Skewers of Wagyu beef with fries come to mind, cubes of marbled steak with a crusted char and a bloody red center, a buttery, smoky bite worth the $11. That alone is worth a trip downtown.
At 5 o’clock, outside the bar windows, traffic moved at a brisk pace and just as fast, it came to a crawl. Even the churning Ferris wheel appeared to be moving faster than the rush-hour traffic on the viaduct.
By then, the after-work crowd trickled in, spilling out into the atrium. Some schmoozed with Stowell. It seemed as if most just happened to be there during happy hour rather than came there for the happy hour.
Many shunned the $8 happy-hour Manhattan and margarita. One patron ordered a Sazerac. Another requested a vodka “martini with a hard shake for some ice,” before turning to explain, “that’s the best.”

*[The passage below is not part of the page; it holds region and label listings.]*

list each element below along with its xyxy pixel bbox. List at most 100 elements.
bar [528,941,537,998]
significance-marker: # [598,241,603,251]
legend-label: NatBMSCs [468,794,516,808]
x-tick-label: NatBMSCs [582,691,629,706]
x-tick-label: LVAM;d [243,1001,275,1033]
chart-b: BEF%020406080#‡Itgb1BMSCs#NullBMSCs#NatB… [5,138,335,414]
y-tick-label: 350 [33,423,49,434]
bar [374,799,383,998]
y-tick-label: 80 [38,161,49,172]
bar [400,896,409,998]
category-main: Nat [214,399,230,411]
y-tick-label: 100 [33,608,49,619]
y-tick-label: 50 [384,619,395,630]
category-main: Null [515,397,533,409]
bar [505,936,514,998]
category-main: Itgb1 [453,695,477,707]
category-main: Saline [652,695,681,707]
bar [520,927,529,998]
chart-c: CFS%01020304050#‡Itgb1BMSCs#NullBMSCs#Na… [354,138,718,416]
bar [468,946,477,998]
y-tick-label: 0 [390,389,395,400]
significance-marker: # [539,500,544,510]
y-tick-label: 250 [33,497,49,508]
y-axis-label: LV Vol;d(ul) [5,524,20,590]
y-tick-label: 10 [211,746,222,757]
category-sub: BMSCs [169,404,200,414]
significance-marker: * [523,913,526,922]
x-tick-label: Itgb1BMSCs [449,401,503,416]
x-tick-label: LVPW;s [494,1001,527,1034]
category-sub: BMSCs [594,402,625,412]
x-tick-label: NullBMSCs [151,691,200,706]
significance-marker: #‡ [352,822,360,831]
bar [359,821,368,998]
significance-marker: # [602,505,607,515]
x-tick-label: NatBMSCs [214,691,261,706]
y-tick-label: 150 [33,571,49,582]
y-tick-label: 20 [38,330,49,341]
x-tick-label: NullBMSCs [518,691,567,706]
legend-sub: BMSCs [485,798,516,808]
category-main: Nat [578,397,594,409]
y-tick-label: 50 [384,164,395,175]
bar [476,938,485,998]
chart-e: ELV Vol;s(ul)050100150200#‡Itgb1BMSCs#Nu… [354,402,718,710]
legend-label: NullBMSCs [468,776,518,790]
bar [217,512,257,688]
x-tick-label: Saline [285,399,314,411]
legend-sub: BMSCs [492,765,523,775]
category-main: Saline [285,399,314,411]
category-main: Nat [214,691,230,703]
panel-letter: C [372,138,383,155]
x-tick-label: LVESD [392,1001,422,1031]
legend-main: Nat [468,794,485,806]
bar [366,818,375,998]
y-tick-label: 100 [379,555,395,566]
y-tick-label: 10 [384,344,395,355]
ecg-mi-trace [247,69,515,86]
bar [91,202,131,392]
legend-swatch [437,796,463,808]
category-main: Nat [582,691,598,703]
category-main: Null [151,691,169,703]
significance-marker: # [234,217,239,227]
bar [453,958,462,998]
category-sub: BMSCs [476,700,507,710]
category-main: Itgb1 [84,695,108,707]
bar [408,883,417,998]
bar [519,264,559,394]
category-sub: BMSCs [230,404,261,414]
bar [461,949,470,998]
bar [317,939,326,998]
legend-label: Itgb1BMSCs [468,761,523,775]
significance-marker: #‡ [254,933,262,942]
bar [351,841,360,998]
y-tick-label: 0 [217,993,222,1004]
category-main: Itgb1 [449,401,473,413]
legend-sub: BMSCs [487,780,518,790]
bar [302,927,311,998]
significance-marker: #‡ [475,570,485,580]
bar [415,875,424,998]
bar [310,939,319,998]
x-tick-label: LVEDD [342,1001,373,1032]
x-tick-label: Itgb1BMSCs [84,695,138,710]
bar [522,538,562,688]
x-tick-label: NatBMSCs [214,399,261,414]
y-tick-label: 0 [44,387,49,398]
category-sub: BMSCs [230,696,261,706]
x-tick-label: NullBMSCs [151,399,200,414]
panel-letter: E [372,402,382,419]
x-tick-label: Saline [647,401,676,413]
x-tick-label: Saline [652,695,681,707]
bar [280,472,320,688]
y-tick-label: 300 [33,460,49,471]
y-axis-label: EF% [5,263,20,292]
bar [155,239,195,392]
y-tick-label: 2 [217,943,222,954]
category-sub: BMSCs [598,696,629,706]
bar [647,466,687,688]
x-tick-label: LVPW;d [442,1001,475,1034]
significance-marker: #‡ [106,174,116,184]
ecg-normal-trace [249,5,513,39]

The barman slid a martini filled with waves of ice flakes across the bar. “Sorry, I overpoured.”
“Hey, that’s even better,” the patron said.
Goldfinch Tavern inside the Four Seasons, 99 Union St., offers happy hour weekdays 4-6 p.m. with $5-$13 bar food, $8 selected cocktails, $7-$8 wine, $4-$5 beer (206-749-7000, fourseasons.com/seattle).